I do remember I had read that the people who own the plantations were like “wait a second.” Maybe they're the only ones [upset]?
What’s really interesting is that [the campaign] has opened up a really important dialogue. You know people were saying, “Oh, do you think we should just burn these plantations down?” Nobody is saying that. I think it's more about how we're memorializing the remembering the atrocity that was the slave trade...remembering it, but not by throwing celebration near slave cabins, or having a party right where people were buried.
In fact, what we're really trying to do is tell the truth and the true reality in history of what actually happened in slavery. There's a larger conversation to be had about the perception of slavery in the United States.

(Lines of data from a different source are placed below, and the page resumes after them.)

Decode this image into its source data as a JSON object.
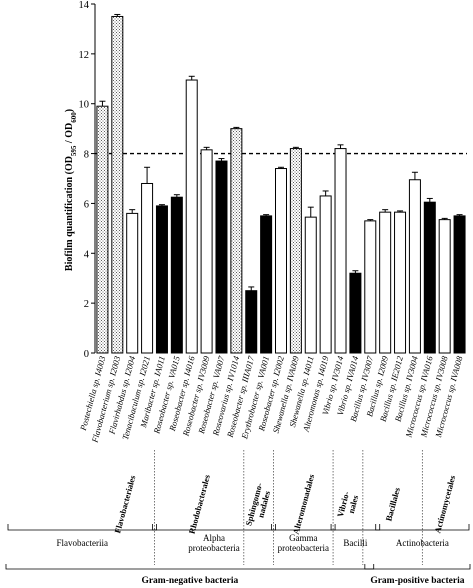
{
  "chart_data": {
    "type": "bar",
    "ylabel": "Biofilm quantification (OD595 / OD600)",
    "ylim": [
      0,
      14
    ],
    "yticks": [
      "0",
      "2",
      "4",
      "6",
      "8",
      "10",
      "12",
      "14"
    ],
    "reference_line": 8,
    "categories": [
      "Postechiella sp. I4003",
      "Flavobacterium sp. I2003",
      "Flavirhabdus sp. I2004",
      "Tenacibaculum sp. I2021",
      "Maribacter sp. IA011",
      "Roseobacter sp. VA015",
      "Roseobacter sp. I4016",
      "Roseobacter sp. IV3009",
      "Roseobacter sp. VA007",
      "Roseovarius sp. IV1014",
      "Roseobacter sp. IIIA017",
      "Erythrobacter sp. VA001",
      "Roseobacter sp. I2002",
      "Shewanella sp. IVA009",
      "Shewanella sp. I4011",
      "Alteromonas sp. I4019",
      "Vibrio sp. IV3014",
      "Vibrio sp. IVA014",
      "Bacillus sp. IV3007",
      "Bacillus sp. I2009",
      "Bacillus sp. IE2012",
      "Bacillus sp. IV3004",
      "Micrococcus sp. IVA016",
      "Micrococcus sp. IV3008",
      "Micrococcus sp. IVA008"
    ],
    "values": [
      9.9,
      13.5,
      5.6,
      6.8,
      5.9,
      6.25,
      10.95,
      8.15,
      7.7,
      9.0,
      2.5,
      5.5,
      7.4,
      8.2,
      5.45,
      6.3,
      8.2,
      3.2,
      5.3,
      5.65,
      5.65,
      6.95,
      6.05,
      5.35,
      5.5
    ],
    "errors": [
      0.2,
      0.08,
      0.15,
      0.65,
      0.05,
      0.1,
      0.15,
      0.1,
      0.1,
      0.05,
      0.15,
      0.05,
      0.05,
      0.05,
      0.4,
      0.2,
      0.15,
      0.1,
      0.05,
      0.1,
      0.05,
      0.3,
      0.15,
      0.05,
      0.05
    ],
    "fills": [
      "dots",
      "dots",
      "white",
      "white",
      "black",
      "black",
      "white",
      "white",
      "black",
      "dots",
      "black",
      "black",
      "white",
      "dots",
      "white",
      "white",
      "white",
      "black",
      "white",
      "white",
      "white",
      "white",
      "black",
      "white",
      "black"
    ],
    "orders": [
      {
        "label": "Flavobacteriales",
        "start": 0,
        "end": 3
      },
      {
        "label": "Rhodobacterales",
        "start": 4,
        "end": 9
      },
      {
        "label": "Sphingomo-nadales",
        "start": 10,
        "end": 11
      },
      {
        "label": "Alteromonadales",
        "start": 12,
        "end": 15
      },
      {
        "label": "Vibrio-nales",
        "start": 16,
        "end": 17
      },
      {
        "label": "Bacillales",
        "start": 18,
        "end": 21
      },
      {
        "label": "Actinomycetales",
        "start": 22,
        "end": 24
      }
    ],
    "classes": [
      {
        "label": "Flavobacteriia",
        "start": 0,
        "end": 3
      },
      {
        "label": "Alpha proteobacteria",
        "start": 4,
        "end": 11
      },
      {
        "label": "Gamma proteobacteria",
        "start": 12,
        "end": 15
      },
      {
        "label": "Bacilli",
        "start": 16,
        "end": 18
      },
      {
        "label": "Actinobacteria",
        "start": 19,
        "end": 24
      }
    ],
    "groups": [
      {
        "label": "Gram-negative bacteria",
        "start": 0,
        "end": 18
      },
      {
        "label": "Gram-positive bacteria",
        "start": 18,
        "end": 24
      }
    ]
  }
}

What about these plantations then? How can we move forward, and what do you think our country's long-term goals should be when it comes to how we interact with these types of places that have such a dark history?
In a lot of cases we found that these plantations are privately owned. I think we need to reimagine how we're using the spaces. There's so much history that happened in these spaces, and there's so many untold stories that do need to be told. We need to make a public investment in telling the truth — we need the government to make a public investment in telling the truth about slavery, and I think that's one way that we can reimagine that space.
Since you had these main players in the space make their changes, have you had others reach out to you to ask for recommendations on guideline shifts?
What we have seen are some really incredible curators at plantations such as Brigette Jones at Belle Meade. People like Brigette are working to create a whole field of history around what actually happened at these plantations. That’s a partnership and a collaboration we're looking to look to build out more and figuring out how can we support the black curators doing this really important work we are inspired by.
I think it's also really important for the narrative to shift. So, for example, we're going to be releasing some guidelines next month [to the public] that we worked on with The Knot and WeddingWire — a robust plan to educate venues owners, wedding planners and couples.
Note: This conversation has been lightly edited for grammar and clarity.